|Updated: 10/04/2011 11:23 pm
||Published: 10/04/2011 11:16 pm
The faces of the Midway, even the carnival workers at the Tulsa State Fair all have a story.
They share their lives with more than five dozen Tulsa State Fair Chaplains who work from sunrise until the fair shuts down.
However, there is one particular story Chaplain Walker Moore says is special to him.
Fairgoers pay a dollar to see the World’s Smallest Women.
"A lot of people don't understand they think it's exploitation but they don't know the real lady,” says the woman’s cousin Arius Olbrice.
The woman may only be 29 inches tall but 34-year-old Lina has a strong heart.
Behind the wall you learn she and her cousin are from Haiti.

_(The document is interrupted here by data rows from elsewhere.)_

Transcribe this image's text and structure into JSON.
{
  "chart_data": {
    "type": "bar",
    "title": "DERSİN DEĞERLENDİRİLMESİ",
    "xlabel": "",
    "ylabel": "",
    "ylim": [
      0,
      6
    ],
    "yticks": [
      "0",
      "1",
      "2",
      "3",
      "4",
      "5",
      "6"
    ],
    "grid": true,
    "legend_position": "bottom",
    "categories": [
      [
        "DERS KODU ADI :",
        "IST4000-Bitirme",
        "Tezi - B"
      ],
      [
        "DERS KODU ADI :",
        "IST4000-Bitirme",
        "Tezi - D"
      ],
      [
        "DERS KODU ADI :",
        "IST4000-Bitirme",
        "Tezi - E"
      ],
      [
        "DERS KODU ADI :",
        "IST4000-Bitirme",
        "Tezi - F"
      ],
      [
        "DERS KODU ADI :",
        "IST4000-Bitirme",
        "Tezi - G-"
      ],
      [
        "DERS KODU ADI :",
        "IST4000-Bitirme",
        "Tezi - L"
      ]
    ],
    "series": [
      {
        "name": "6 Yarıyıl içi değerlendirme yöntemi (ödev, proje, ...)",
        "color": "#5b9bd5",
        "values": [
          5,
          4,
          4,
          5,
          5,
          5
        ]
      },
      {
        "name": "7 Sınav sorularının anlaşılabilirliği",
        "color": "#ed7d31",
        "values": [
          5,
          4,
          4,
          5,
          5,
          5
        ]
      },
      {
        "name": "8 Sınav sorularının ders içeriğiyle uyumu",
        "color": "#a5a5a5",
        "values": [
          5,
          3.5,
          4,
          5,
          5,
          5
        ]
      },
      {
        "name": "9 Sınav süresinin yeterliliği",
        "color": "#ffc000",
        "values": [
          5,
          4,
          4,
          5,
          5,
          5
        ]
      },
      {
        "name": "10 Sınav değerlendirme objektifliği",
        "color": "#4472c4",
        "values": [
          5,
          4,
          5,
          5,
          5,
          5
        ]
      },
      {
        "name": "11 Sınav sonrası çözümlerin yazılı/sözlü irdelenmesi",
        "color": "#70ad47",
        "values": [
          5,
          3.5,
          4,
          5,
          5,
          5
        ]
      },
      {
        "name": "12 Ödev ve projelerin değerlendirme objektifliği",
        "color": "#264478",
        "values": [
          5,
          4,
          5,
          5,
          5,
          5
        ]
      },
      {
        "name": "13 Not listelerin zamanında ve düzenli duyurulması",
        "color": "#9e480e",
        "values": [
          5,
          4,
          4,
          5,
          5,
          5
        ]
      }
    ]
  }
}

They work year-around to pay for her orphanage to care for the 300 children in her native country.
"She is the only breadwinner for this family and she is the only working for the family,” says Olbrice.
Lina speaks little English so her cousin translates for fairgoers.
"He's my friend, he's my brother. He helps so many, I try to help him,” says Chaplain Moore.
The Chaplain has been praying and offering encouragement on the Midway for 23 years.
"We want a lot more people to come to help a lot more children,” says Chaplain Moore.
Lina’s cousin says they are working through winter and won’t get home to Haiti until April.
"Hopefully we get more money and help more people,” says Olbrice.
This will be the first year for a church service at the Tulsa State Fair.
Service for all the workers will be held after the fair closes on Thursday.